Why the present and future of image representation is self supervised (Part 3)

Momentum Contrast for Unsupervised Visual Representation Learning(MOCOv2)

In the previous post, we present SIMCLR as one of the most promising self-supervised image representation methods. As the caviat of long training and large batch sizes could be too much for many applications, Mocov2 and its subsequent versions are both exploration.

https://arxiv.org/pdf/1911.05722.pdf

Introduction

Self supervised methods in NLP are the norm, and almost how they have been built. Language tasks haven been made more and more efficient with the usage of dictionaries and keys on attention models, where memory is manage very efficiently on very large texts.

The obvious continouous, highly dimensional nature of image data should not be a block for leveraging the learnings from NLP in self supervised tasks and representations in computer vision. Moco is a great proof of how it can be done.

If we reframe keys and tokens in the forms of group of images that are similar in the same query and disimilar to other queries we are exactly doing that.

Momentum contrast allows to build large dictionaries that encode queries an try to model properly the similarity between key. Think of the dictionary as a queue of samples that dynamically get updated.
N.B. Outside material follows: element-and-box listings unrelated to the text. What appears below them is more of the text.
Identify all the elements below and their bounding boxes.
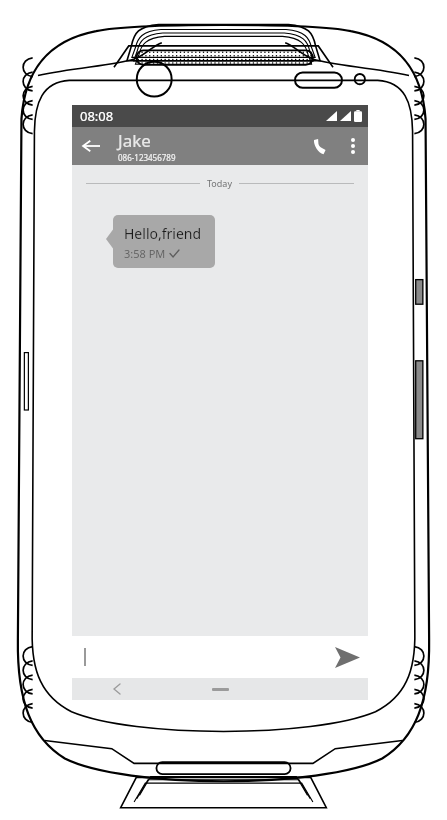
button[interactable]: Home <box>185 678 255 700</box>
button[interactable]: Hello,friend <box>113 215 215 268</box>
staticText: 08:08 <box>80 107 114 125</box>
staticText: Hello,friend <box>124 224 202 243</box>
staticText: Jake <box>118 129 151 152</box>
button[interactable]: More options <box>338 131 368 161</box>
staticText: Today <box>207 177 232 189</box>
button[interactable]: Back <box>72 678 162 700</box>
staticText: 086-123456789 <box>118 152 176 163</box>
button[interactable]: Call <box>304 129 338 163</box>
button[interactable]: Back <box>72 127 110 165</box>
button[interactable]: Send <box>326 636 368 678</box>
staticText: 3:58 PM <box>124 246 166 261</box>
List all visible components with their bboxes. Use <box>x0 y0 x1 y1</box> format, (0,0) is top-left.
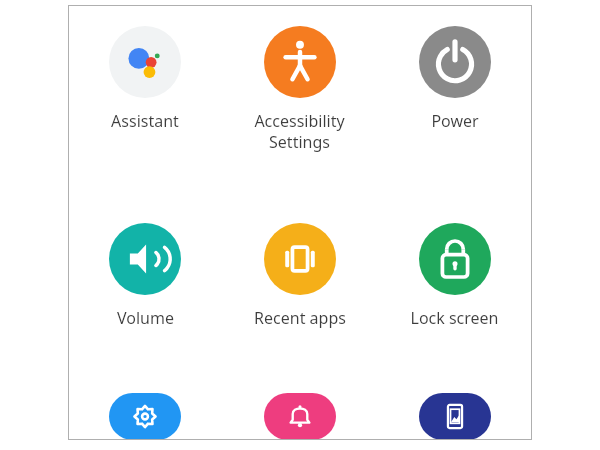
other: Recent apps <box>264 223 336 295</box>
other: Volume <box>109 223 181 295</box>
staticText: Power <box>431 110 479 132</box>
button[interactable]: Assistant <box>68 26 222 178</box>
button[interactable]: Notifications <box>222 393 377 440</box>
staticText: Recent apps <box>254 307 346 329</box>
button[interactable]: Screenshot <box>377 393 532 440</box>
other: Notifications <box>264 393 336 440</box>
button[interactable]: Quick Settings <box>68 393 222 440</box>
other: Quick Settings <box>109 393 181 440</box>
other: Screenshot <box>419 393 491 440</box>
staticText: Accessibility Settings <box>254 110 345 153</box>
other: Accessibility Settings <box>264 26 336 98</box>
button[interactable]: Power <box>377 26 532 178</box>
other: Assistant <box>109 26 181 98</box>
staticText: Volume <box>117 307 174 329</box>
button[interactable]: Recent apps <box>222 223 377 357</box>
other: Lock screen <box>419 223 491 295</box>
button[interactable]: Volume <box>68 223 222 357</box>
button[interactable]: Accessibility Settings <box>222 26 377 199</box>
button[interactable]: Lock screen <box>377 223 532 357</box>
staticText: Lock screen <box>410 307 499 329</box>
staticText: Assistant <box>111 110 179 132</box>
other: Power <box>419 26 491 98</box>
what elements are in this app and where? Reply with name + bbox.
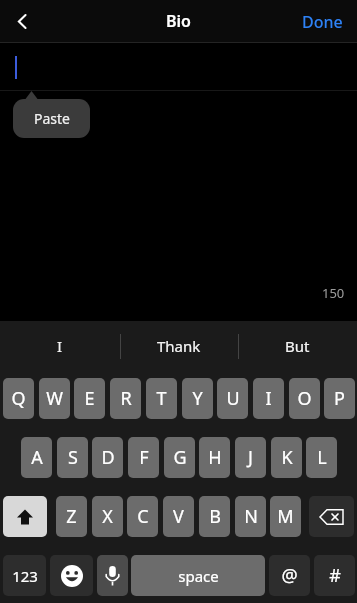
button[interactable]: Done <box>293 5 351 38</box>
button[interactable]: T <box>146 378 177 419</box>
staticText: P <box>334 386 345 411</box>
staticText: Y <box>192 386 203 411</box>
button[interactable]: V <box>163 496 194 537</box>
staticText: B <box>209 504 221 529</box>
staticText: But <box>285 336 310 356</box>
staticText: # <box>329 563 341 588</box>
button[interactable]: C <box>127 496 158 537</box>
staticText: O <box>297 386 312 411</box>
button[interactable]: B <box>199 496 230 537</box>
staticText: M <box>277 504 294 529</box>
staticText: Bio <box>166 10 191 32</box>
button[interactable]: A <box>21 437 52 478</box>
staticText: A <box>31 445 43 470</box>
button[interactable]: S <box>57 437 88 478</box>
button[interactable]: Paste <box>13 99 90 138</box>
staticText: R <box>120 386 132 411</box>
staticText: X <box>102 504 113 529</box>
button[interactable]: I <box>0 321 120 371</box>
button[interactable]: Backspace <box>309 496 354 537</box>
button[interactable]: P <box>324 378 355 419</box>
button[interactable]: K <box>271 437 302 478</box>
staticText: Done <box>302 11 343 33</box>
staticText: Q <box>11 386 26 411</box>
staticText: T <box>156 386 167 411</box>
button[interactable]: H <box>199 437 230 478</box>
button[interactable]: U <box>217 378 248 419</box>
staticText: Thank <box>157 336 201 356</box>
staticText: G <box>173 445 187 470</box>
staticText: I <box>265 386 272 411</box>
staticText: U <box>226 386 240 411</box>
button[interactable]: Shift <box>3 496 47 537</box>
button[interactable]: W <box>39 378 70 419</box>
button[interactable]: # <box>314 555 355 596</box>
staticText: F <box>139 445 149 470</box>
staticText: I <box>57 336 63 356</box>
staticText: 150 <box>322 284 345 302</box>
button[interactable]: O <box>289 378 320 419</box>
button[interactable]: Voice input <box>97 555 128 596</box>
staticText: J <box>248 445 253 470</box>
button[interactable]: space <box>131 555 265 596</box>
staticText: K <box>281 445 293 470</box>
staticText: 123 <box>12 566 38 586</box>
button[interactable]: G <box>164 437 195 478</box>
staticText: Paste <box>34 109 70 128</box>
staticText: Z <box>66 504 77 529</box>
button[interactable]: 150 <box>0 43 357 321</box>
staticText: W <box>46 386 63 411</box>
button[interactable]: F <box>128 437 159 478</box>
staticText: space <box>178 566 219 586</box>
button[interactable]: @ <box>269 555 310 596</box>
button[interactable]: R <box>110 378 141 419</box>
staticText: D <box>101 445 115 470</box>
staticText: E <box>84 386 95 411</box>
button[interactable]: D <box>92 437 123 478</box>
button[interactable]: But <box>238 321 357 371</box>
staticText: H <box>208 445 222 470</box>
staticText: C <box>137 504 149 529</box>
button[interactable]: Q <box>3 378 34 419</box>
button[interactable]: L <box>306 437 337 478</box>
button[interactable]: Emoji <box>50 555 93 596</box>
staticText: @ <box>281 563 298 588</box>
button[interactable]: Thank <box>120 321 238 371</box>
staticText: V <box>173 504 184 529</box>
button[interactable]: I <box>253 378 284 419</box>
button[interactable]: Z <box>56 496 87 537</box>
button[interactable]: X <box>92 496 123 537</box>
button[interactable]: Y <box>182 378 213 419</box>
button[interactable]: Back <box>4 5 40 38</box>
staticText: N <box>244 504 258 529</box>
staticText: L <box>317 445 327 470</box>
button[interactable]: E <box>74 378 105 419</box>
button[interactable]: J <box>235 437 266 478</box>
staticText: S <box>68 445 78 470</box>
button[interactable]: M <box>270 496 301 537</box>
button[interactable]: N <box>235 496 266 537</box>
button[interactable]: 123 <box>3 555 46 596</box>
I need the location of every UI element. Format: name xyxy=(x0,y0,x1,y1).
By slowly adapting the key encoder we are ensuring that learning and memory remains (old key encoding does not fade away).

MoCo provides representations that differ for negative augmentations of the anchor image and its augmentations.Using a pretext task very similar than in SIMCLR,we are able to get competitive results on the Image Net and also real world data sts like Instagram data.

Method

The contrastive learning task at hand can be understood as an image dictionary lookup task.The contrastive loss function will be low for a positive key (same image but augmented) and high for the others keys (other images, with augmentations).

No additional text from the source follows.